Through events, we mainly pay attention to the following monitoring items:

> Link Monitoring

Under normal circumstances, applications in K8S exist independently and have no explicit connection with each other. At this time, a means is needed to show the relationship between applications, which is convenient for us to track and analyze the problems of the whole link.

At present, there are many popular link monitoring tools. I mainly use Skywalking for link monitoring, whose main agent is rich and provides high self-expansion capability. Interested friends can know about it.

Link monitoring is used to achieve the following objectives.

> Alarm Notification

Many people ignore alarm notifications and think that alarms are ok. However, you need to be careful when making alarm notifications.

Here’s a quick list of concerns.Personally, the difficulty isWhich indicators need alarms. We must follow the following rules when selecting indicators:

The indicators of alarms are unique
Alarm indicators correctly reflect problems
The problems exposed need to be solved by borrowing

Considering these rules, it is convenient for us to select the desired indicators.
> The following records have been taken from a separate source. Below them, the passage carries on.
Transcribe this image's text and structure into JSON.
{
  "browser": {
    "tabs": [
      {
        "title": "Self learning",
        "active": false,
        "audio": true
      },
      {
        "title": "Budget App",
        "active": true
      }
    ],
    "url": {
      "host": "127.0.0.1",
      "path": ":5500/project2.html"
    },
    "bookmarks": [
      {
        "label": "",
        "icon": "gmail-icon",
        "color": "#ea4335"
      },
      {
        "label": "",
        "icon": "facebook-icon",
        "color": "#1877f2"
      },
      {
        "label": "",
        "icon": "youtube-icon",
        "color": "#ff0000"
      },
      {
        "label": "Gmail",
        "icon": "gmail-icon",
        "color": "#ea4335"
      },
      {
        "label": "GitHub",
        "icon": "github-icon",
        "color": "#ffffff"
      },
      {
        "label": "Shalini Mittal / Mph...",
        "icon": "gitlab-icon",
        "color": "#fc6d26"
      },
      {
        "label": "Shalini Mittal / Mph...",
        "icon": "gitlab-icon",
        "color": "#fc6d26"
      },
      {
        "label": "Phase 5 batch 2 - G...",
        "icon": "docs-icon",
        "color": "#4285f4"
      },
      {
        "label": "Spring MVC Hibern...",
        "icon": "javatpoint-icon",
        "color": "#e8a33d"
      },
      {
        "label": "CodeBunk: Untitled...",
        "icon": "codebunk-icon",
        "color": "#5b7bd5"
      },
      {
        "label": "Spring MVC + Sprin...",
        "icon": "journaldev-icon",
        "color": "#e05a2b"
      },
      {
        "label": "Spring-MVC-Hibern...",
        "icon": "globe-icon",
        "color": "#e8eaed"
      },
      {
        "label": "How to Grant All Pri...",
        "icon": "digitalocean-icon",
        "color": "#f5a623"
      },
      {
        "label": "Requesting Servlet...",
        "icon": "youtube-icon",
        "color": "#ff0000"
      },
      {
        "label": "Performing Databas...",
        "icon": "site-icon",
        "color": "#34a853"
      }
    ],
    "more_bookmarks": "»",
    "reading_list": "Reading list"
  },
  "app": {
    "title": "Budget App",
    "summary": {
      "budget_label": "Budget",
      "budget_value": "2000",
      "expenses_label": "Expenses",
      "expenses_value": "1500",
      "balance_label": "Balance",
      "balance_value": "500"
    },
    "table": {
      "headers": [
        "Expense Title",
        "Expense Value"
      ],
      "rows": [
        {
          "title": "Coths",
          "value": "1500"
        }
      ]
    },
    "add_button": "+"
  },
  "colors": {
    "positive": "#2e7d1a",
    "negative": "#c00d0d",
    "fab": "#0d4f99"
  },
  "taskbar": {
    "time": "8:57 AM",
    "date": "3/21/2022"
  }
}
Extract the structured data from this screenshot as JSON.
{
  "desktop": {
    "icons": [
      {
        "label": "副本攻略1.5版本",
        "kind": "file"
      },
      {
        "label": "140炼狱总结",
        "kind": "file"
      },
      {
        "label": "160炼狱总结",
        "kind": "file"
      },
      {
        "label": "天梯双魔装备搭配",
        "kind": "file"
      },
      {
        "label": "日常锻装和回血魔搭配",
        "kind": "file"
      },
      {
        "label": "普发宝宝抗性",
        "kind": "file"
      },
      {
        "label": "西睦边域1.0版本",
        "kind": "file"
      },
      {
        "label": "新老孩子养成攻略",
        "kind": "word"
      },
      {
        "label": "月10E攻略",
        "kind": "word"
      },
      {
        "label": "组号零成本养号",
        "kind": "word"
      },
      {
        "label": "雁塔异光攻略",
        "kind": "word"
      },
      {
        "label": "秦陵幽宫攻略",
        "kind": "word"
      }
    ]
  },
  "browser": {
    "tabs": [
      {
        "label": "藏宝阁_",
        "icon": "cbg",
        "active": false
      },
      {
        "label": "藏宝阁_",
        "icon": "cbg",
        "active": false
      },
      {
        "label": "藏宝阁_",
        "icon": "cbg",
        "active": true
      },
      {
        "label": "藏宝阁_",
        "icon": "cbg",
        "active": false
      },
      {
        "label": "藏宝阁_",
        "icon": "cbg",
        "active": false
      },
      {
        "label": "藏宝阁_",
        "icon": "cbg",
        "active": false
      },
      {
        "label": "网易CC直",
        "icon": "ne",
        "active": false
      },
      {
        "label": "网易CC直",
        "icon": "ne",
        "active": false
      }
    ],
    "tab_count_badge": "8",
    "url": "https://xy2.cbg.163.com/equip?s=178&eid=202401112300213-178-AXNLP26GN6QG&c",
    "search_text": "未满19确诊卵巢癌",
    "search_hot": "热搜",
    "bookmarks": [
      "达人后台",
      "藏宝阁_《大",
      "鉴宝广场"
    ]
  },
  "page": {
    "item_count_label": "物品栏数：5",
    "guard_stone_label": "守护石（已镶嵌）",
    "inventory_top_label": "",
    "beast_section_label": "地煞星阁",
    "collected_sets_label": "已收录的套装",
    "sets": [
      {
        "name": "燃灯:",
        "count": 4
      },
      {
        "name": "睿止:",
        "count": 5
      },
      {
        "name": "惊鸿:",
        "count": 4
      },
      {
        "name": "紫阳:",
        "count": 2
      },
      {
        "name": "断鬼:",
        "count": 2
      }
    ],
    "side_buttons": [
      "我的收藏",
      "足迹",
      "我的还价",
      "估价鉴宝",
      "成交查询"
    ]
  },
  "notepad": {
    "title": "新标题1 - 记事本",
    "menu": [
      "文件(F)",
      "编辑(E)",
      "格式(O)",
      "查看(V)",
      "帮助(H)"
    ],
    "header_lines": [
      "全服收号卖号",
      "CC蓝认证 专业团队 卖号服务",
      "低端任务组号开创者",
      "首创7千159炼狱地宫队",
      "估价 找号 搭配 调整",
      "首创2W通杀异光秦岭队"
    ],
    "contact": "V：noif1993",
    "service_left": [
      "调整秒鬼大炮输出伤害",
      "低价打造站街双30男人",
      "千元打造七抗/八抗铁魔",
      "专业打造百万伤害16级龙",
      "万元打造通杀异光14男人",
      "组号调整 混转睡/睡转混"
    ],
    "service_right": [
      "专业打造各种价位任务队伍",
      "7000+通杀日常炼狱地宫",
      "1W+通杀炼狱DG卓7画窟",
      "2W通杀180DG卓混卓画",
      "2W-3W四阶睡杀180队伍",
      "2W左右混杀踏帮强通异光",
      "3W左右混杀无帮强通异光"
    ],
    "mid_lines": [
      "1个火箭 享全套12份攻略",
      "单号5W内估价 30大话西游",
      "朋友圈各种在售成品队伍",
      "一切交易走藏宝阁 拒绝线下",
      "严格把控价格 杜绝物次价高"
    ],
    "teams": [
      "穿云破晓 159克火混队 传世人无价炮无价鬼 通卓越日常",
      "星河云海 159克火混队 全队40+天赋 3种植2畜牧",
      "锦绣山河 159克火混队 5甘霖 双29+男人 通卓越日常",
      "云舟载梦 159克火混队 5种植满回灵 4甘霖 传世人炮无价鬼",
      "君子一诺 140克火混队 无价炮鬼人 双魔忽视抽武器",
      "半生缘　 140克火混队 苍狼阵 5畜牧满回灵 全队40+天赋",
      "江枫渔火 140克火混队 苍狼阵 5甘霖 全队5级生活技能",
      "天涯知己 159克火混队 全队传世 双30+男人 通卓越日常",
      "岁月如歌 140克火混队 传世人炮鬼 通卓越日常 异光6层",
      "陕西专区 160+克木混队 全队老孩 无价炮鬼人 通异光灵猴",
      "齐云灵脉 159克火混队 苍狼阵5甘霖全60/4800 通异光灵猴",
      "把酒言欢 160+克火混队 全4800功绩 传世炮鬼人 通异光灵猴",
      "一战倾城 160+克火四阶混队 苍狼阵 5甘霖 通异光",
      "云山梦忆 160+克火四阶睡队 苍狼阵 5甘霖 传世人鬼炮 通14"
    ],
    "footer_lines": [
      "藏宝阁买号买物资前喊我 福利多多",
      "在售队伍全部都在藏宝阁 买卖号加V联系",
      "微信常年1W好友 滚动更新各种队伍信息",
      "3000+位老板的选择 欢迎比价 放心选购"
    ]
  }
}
The second is the classification of emergency degree, which is mainly based on whether the problems exposed by the alarm index need to be solved in time and the scope of impact to measure comprehensively.

Fault upgrade is a strategy to improve the fault level and the emergency level. Notification channel classification helps us distinguish different alarms and receive alarm information quickly.

Write in the last

These are the basic operations that are necessary for YAML engineers to be able to use in most companies.

If you have any mistakes or better suggestions, you are welcome to leave a message or join a group to communicate.